Bekanntlich ist ein Cousin von Corti Filmproduzent, und er liess Michael Steiner einen Film drehen, in dem Cortis Rolle mit einer völlig absurden Verschwörungstheorie weissgewaschen werden sollte. Gemäss "Grounding" soll nicht das Missmanagement von Corti und seinen Vorgängern für die Swissair-Pleite verantwortlich sein, sondern die bösen Banken, die der maroden Swissair nicht noch mehr Geld nachwarfen. Die Banken sind natürlich ein beliebtes Feindbild für populistischen Volkszorn, aber im Fall der Swissair taten sie das Einzige, was man verantworten konnte - zu verhindern, dass noch mehr Geld in dieses Fass ohne Boden fliesst.

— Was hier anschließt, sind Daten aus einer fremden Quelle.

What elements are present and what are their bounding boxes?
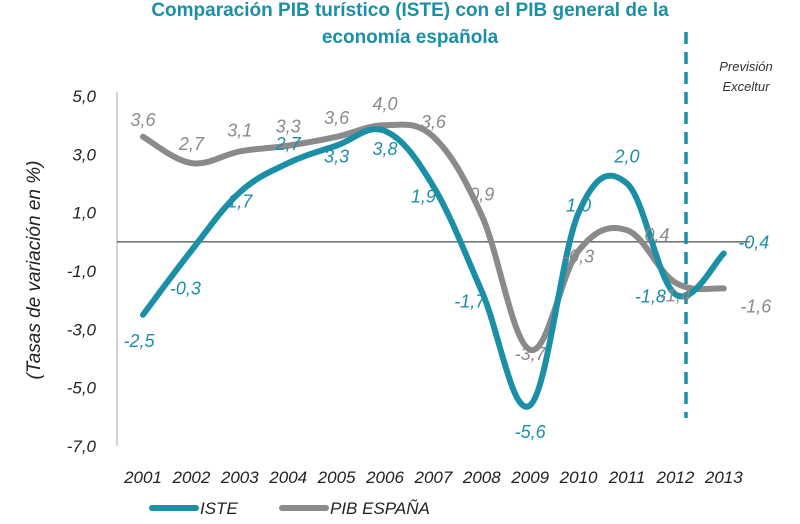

A, einige Leute hätten Steiners Märchen, das nicht den Fakten entspricht, lieber gehabt als die Realität. Die Tatsache ist eben, dass Corti sein Millionengehalt nicht für eine Leistung oder ein Risiko bekam, sondern dass er im Voraus sicherstellt, dass es für ihn keinerlei Risiko gibt und er im Gegensatz zu Zulieferfirmen auch dann nichts verliert, wenn die Swissair nach seiner Untätigkeit tatsächlich pleite geht. Wegen solcher Extremfälle wurde die Abzockerinitiative lanciert, und mir erscheint es sinnvoll, nicht gvenerell hohe Manager-Gehälter, sondern speziell solche Fälle, in denen Manager wie Corti profitieren wollen, ohne im Fall des Scheiterns ein Risiko einzugehen, zu verhindern. Dagegen scheint es. Nicht viele Argumente zu haben, aber wenn es darum geht, den Leuten Sand in die Augen zu streuen, ist Michael Steiner gerne zur Stelle, diesmal mit einem völlig absurden und fakten- und argumentfreuen Film, in dem behauptet wird, die Schweiz würde untergehen, wenn die Abzockerinitiative angenommen wird. Nun gut, wer an das Märchen glaubte, Mario Corti habe selbstlos für die Swissair "gekämpft", glaubt vielleicht auch an das apokalyptische Märchen vom Untergang der Schweiz, für den Fall, dass man solche Exzesse künftig verhindert. Eine Mehrheit wird es zum Glück nicht sein, die daran glaubt.